El martes, previsiblemente, llegará el turno del sargento Pablo Emilio Moncayo, el canjeable que ha pasado más tiempo en las cárceles de las FARC. Familiares de los soldados y policías que aún están en la selva ?23, la mayoría con más de 10 años de cautiverio? estuvieron ayer en el aeropuerto de Villavicencio pidiendo un intercambio humanitario que permita el pronto regreso de sus hijos. "Si no se da, tendrán que morirse allá", dijo un desconsolado padre. Las FARC ya borraron de la lista de sus exigencias un despeje de territorio y la entrega de dos sus combatientes que actualmente cumplen penas en Estados Unidos. Colombianos y Colombianas por la Paz pedirá al presidente del país, Álvaro Uribe, y a los siete candidatos que se disputarán la presidencia el próximo 30 de mayo que apoyen el resto de los intercambios que piden las FARC.

Emperatriz de Guevara, madre del mayor Julián Guevara, que murió en cautiverio en diciembre de 2006, vivió ayer un día de gran dolor. Las FARC habían anunciado la entrega de los restos de su hijo, pero hace dos días aseguraron que los operativos militares les impedían cumplir su promesa. Emperatriz de Guevara instó a Alfonso Cano, máximo comandante de la guerrilla, a que le diga la verdad, a que le diga dónde está el cuerpo de su hijo para ir a recogerlo. Sólo quiere darle cristiana sepultura para que descanse en paz. A través de Piedad Córdoba, esta guerrilla reiteró ayer que tiene los restos y que espera entregarlos pronto.

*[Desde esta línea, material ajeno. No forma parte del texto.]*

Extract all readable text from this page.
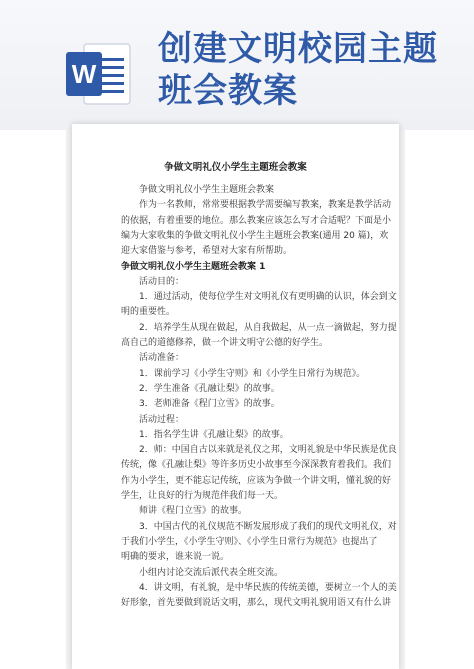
W
创建文明校园主题
班会教案
争做文明礼仪小学生主题班会教案
争做文明礼仪小学生主题班会教案
作为一名教师，常常要根据教学需要编写教案，教案是教学活动
的依据，有着重要的地位。那么教案应该怎么写才合适呢？下面是小
编为大家收集的争做文明礼仪小学生主题班会教案(通用 20 篇)，欢
迎大家借鉴与参考，希望对大家有所帮助。
争做文明礼仪小学生主题班会教案 1
活动目的：
1．通过活动，使每位学生对文明礼仪有更明确的认识，体会到文
明的重要性。
2．培养学生从现在做起，从自我做起，从一点一滴做起，努力提
高自己的道德修养，做一个讲文明守公德的好学生。
活动准备：
1．课前学习《小学生守则》和《小学生日常行为规范》。
2．学生准备《孔融让梨》的故事。
3．老师准备《程门立雪》的故事。
活动过程：
1．指名学生讲《孔融让梨》的故事。
2．师：中国自古以来就是礼仪之邦，文明礼貌是中华民族是优良
传统，像《孔融让梨》等许多历史小故事至今深深教育着我们。我们
作为小学生，更不能忘记传统，应该为争做一个讲文明，懂礼貌的好
学生，让良好的行为规范伴我们每一天。
师讲《程门立雪》的故事。
3．中国古代的礼仪规范不断发展形成了我们的现代文明礼仪，对
于我们小学生，《小学生守则》、《小学生日常行为规范》也提出了
明确的要求，谁来说一说。
小组内讨论交流后派代表全班交流。
4．讲文明，有礼貌，是中华民族的传统美德，要树立一个人的美
好形象，首先要做到说话文明，那么，现代文明礼貌用语又有什么讲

Calvo desapareció el 20 de abril del año pasado, tras un combate con las FARC en una zona histórica de esta guerrilla en Meta. Un mes después, Alberto, su padre, un campesino de 50 años, se enteró por una carta de que estaba en manos de la insurgencia y se enteró también de que le habían herido en las dos piernas en medio del combate. "Su hijo fue capturado y atendido por unidades médicas nuestras", decía la carta. Hace poco, las FARC anunciaron que Calvo estaba gravemente enfermo y que debía ser movilizado por dos combatientes, alzado en una hamaca. La grata sorpresa se produjo ayer, cuando fue posible verle regresar en aparente buen estado de salud.